Washington • Former Utah Gov. Jon Huntsman Jr. introduced himself as a potential presidential candidate to a group of faith-oriented conservatives in Washington on Friday, pitching his anti-abortion gubernatorial record and his personal story of adopting two daughters.
Huntsman, who could announce a White House run within weeks, didn't receive the rock-star treatment that presidential contender and Minnesota Rep. Michele Bachmann enjoyed only an hour before. But the crowd still offered a standing ovation to the former governor after he portrayed himself as pro-business and anti-tax with a strong pro-life record.
"You see, I do not believe the Republican Party should focus only on our economic life to the neglect of our human life. That is a trade we should not make," Huntsman said at the annual Faith and Freedom Conference in downtown Washington. "If Republicans ignore life, the deficit we will face will be much more destructive. It will be a deficit of the heart and of the soul."
Huntsman, who resigned April 30 as the U.S. ambassador to China, also touted how he'd presided over the biggest tax cut in history in Utah as governor a $225 million tax cut how the state's economy grew at more than three times the clip of the national economy and how Utah was named the best managed state in the union.

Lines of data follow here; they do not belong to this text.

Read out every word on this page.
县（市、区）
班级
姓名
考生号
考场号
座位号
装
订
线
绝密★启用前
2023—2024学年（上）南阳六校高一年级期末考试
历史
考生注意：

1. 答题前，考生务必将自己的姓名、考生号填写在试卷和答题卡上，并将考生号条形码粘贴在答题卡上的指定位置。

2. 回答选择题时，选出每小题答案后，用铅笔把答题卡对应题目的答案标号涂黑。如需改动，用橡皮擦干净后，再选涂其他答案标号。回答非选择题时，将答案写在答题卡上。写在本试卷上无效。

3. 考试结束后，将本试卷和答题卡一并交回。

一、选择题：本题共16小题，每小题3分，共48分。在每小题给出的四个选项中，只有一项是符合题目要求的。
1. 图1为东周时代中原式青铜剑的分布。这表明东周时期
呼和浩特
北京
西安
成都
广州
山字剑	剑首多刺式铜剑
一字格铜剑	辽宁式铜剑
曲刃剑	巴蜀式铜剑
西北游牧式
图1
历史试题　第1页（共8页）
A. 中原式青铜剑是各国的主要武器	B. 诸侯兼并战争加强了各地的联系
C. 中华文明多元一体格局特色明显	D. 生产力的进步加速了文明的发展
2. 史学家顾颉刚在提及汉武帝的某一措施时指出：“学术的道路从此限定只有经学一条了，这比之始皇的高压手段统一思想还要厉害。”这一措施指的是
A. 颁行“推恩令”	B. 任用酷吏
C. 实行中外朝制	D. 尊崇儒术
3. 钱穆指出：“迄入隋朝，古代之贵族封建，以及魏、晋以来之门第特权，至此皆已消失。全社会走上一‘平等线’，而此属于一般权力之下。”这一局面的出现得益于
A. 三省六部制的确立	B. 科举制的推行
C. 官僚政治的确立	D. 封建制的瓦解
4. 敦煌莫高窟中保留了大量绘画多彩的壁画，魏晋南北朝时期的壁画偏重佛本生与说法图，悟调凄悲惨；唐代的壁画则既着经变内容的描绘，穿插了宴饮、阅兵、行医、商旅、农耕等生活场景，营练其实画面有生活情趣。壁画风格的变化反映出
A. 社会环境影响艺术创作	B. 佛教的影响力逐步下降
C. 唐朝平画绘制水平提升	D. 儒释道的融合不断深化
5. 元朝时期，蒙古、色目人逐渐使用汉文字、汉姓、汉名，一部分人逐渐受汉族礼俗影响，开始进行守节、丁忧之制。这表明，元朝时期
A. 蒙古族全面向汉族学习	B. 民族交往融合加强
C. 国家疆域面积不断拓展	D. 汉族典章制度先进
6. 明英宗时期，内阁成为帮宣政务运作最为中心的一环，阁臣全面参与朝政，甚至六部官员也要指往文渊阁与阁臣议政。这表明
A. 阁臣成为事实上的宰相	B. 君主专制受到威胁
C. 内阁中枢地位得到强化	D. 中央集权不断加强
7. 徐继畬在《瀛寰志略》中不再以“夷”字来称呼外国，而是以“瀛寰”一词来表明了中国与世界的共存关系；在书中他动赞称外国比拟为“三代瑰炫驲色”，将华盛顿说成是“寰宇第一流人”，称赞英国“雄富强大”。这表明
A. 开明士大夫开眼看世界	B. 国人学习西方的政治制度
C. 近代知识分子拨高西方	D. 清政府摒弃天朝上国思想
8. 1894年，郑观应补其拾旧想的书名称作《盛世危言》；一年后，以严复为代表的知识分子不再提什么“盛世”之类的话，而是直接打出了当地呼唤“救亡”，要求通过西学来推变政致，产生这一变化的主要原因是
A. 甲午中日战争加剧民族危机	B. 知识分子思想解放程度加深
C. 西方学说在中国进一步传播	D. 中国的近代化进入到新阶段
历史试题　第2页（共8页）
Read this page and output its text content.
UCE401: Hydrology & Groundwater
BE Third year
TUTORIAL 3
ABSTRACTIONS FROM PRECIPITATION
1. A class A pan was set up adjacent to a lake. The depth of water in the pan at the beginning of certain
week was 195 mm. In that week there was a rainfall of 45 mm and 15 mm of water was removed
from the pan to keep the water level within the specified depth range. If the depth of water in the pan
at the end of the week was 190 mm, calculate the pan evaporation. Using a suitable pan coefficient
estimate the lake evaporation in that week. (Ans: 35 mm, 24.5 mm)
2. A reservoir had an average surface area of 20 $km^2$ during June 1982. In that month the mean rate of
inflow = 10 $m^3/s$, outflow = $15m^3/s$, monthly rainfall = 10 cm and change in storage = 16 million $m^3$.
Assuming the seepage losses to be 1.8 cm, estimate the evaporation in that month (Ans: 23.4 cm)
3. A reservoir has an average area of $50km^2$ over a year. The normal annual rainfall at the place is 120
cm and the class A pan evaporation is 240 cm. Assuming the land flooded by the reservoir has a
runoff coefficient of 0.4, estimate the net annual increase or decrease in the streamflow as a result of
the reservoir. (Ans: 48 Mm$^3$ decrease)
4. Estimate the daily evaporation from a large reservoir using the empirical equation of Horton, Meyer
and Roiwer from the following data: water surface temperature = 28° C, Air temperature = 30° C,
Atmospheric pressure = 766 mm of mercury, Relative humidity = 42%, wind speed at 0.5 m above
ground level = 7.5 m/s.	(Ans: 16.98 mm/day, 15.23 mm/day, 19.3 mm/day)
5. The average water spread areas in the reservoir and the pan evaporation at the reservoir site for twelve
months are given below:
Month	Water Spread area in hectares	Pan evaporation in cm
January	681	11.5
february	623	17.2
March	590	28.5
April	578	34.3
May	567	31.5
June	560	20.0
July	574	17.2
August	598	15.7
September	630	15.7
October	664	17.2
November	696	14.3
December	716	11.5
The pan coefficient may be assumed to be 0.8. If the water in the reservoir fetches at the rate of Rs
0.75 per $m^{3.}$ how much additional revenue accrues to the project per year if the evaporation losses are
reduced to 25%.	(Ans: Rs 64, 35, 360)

"If the Faith and Freedom Coalition should understand one thing about me and the state I served, it's this: Utah has some of the greatest people in the nation," Huntsman said. "In Utah, people know the difference between freedom and serfdom the serfdom of high debt and massive government and the toll these take on our liberty, on our economy and our lives. And that, ladies and gentlemen, will be the essence of the election in 2012."
Huntsman spoke for some 11 minutes at the gathering but did not once mention his Mormon roots or his personal beliefs. Other speakers quoted Bible passages, while Huntsman cited the late President Ronald Reagan. In addition to Bachmann, other announced or potential presidential contenders scheduled to speak included ex-Minnesota Gov. Tim Pawlenty, former Massachusetts Gov. Mitt Romney and businessman Herman Cain, who was set to offer the keynote speech tomorrow.
Ralph Reed, the founder of the coalition that claims 400,000 members, introduced Huntsman as an expected presidential candidate who "modernized and innovated state government" and strongly supported some of the "most sweeping pro-life legislation in the nation."
Reed added that Huntsman is a "good conservative and good friend."
Huntsman, who heads to New Hampshire this weekend for the second time in two weeks, brought to the event several members of his family, including his two adopted daughters, Gracie Mei and Asha, whom Huntsman talked about in his speech.